| 5 October 2004
Archaeologists fight to save Scotland's coastal heritage
Archaeologists are warning that coastal erosion threatens to destroy around 12,000 of Scotlandís 35,000 important archaeological sites. Around 500 of these sites are of national or international importance, and may be lost to the sea forever.
In 2001, a group of Scottish archaeologists set up the SCAPE (Scottish Coastal Archaeology and the Problem of Erosion) Trust. At a conference organised by SCAPE last week, Tom Dawson, a research fellow from St Andrews University's environmental history department, said "With every winter storm, more damage is done to some sites. It gets to a point where it is not worth doing anything to the site because there is not much left to salvage. Once erosion starts it is pretty quick and you can lose [a site] to erosion in five years easily."
Around 70% of Scotland's 7,500-mile coastline has never been surveyed for sites of archaeological interest. Archaeologists want the Scottish Executive to provide funding to enable them to identify the most important sites and undertake emergency excavations.
Some well-known sites are already under threat from rising sea-levels, such as the Pictish cave carvings at East Wemyss in Fife. The Iron Age settlement of Cnoc Sornain on Benbecula in the Western Isles, prehistoric sites in Sands of Forvie in Aberdeenshire, a burial site at Sanday, Orkney, and an Iron Age house at Sandwich Bay on Unst, Shetland are all under threat.
Mr Dawson said "At Wemyss, the foreshore is washing away and there are minimal coastal defences. At least a few skeletons have been washed away in the past few years, and one cave which had drawings has already collapsed. Everyone closes their eyes to erosion. Because this is natural erosion no one has any responsibility to do this work. Historic Scotland has no legal responsibility - though perhaps it has moral responsibility."
Patrick Ashmore, the principal inspector of ancient monuments at Historic Scotland, said that preservation in situ isn't an option because of the cost, with the exception of internationally important sites like the neolithic site of Skara Brae in Orkney, which is protected by sea walls.

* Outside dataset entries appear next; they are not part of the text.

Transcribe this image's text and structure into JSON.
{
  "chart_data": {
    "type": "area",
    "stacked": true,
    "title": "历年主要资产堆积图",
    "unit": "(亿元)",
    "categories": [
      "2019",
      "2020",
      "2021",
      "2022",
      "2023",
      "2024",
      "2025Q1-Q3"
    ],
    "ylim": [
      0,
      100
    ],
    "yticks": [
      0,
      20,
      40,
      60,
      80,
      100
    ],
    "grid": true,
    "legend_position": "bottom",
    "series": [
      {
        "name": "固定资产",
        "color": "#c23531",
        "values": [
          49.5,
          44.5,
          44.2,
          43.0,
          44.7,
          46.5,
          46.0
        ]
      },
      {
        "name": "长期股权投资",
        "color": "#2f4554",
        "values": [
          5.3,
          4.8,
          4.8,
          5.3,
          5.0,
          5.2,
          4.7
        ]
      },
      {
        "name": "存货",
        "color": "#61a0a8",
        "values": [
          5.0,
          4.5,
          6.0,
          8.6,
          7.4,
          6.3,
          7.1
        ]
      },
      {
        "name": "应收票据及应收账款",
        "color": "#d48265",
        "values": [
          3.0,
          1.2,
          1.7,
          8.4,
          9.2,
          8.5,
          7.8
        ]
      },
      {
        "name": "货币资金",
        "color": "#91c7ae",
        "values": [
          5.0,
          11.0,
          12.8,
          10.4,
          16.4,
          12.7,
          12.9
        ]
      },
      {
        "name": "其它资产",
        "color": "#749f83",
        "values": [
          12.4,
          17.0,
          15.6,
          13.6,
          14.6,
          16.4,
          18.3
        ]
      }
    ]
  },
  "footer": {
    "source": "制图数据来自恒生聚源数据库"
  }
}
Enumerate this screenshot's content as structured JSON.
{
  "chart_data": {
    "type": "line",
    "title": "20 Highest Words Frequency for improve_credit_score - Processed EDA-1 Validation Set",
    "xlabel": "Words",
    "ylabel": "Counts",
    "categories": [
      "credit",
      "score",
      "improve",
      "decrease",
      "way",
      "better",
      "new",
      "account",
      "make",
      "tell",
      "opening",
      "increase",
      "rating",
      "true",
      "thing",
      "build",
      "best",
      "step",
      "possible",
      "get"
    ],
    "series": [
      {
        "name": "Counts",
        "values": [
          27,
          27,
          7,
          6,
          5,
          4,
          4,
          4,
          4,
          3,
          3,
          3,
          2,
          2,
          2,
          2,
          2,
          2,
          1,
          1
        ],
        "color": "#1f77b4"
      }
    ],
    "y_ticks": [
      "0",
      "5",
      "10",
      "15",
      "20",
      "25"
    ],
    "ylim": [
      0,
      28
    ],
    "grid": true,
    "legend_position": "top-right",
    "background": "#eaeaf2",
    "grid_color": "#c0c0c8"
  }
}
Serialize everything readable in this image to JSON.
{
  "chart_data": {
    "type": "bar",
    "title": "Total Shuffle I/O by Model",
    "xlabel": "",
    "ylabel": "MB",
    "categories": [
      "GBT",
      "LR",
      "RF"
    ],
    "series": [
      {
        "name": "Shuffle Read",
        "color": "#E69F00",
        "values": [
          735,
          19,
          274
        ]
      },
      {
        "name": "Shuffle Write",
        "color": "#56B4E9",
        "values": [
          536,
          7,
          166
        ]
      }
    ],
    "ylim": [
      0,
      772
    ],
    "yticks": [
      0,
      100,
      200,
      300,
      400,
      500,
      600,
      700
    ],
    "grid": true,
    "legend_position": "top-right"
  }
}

A Scottish Executive spokeswoman said: "Matters relating to the protection of archaeological sites are for Historic Scotland to address. We would expect the trust to make formal representation to Historic Scotland on their concerns. On Thursday the deputy minister for environment and rural development announced that £89m has been made available for flood and coastal protection. It is a matter for local authorities working with other agencies, such as Historic Scotland, to prepare plans for defence schemes."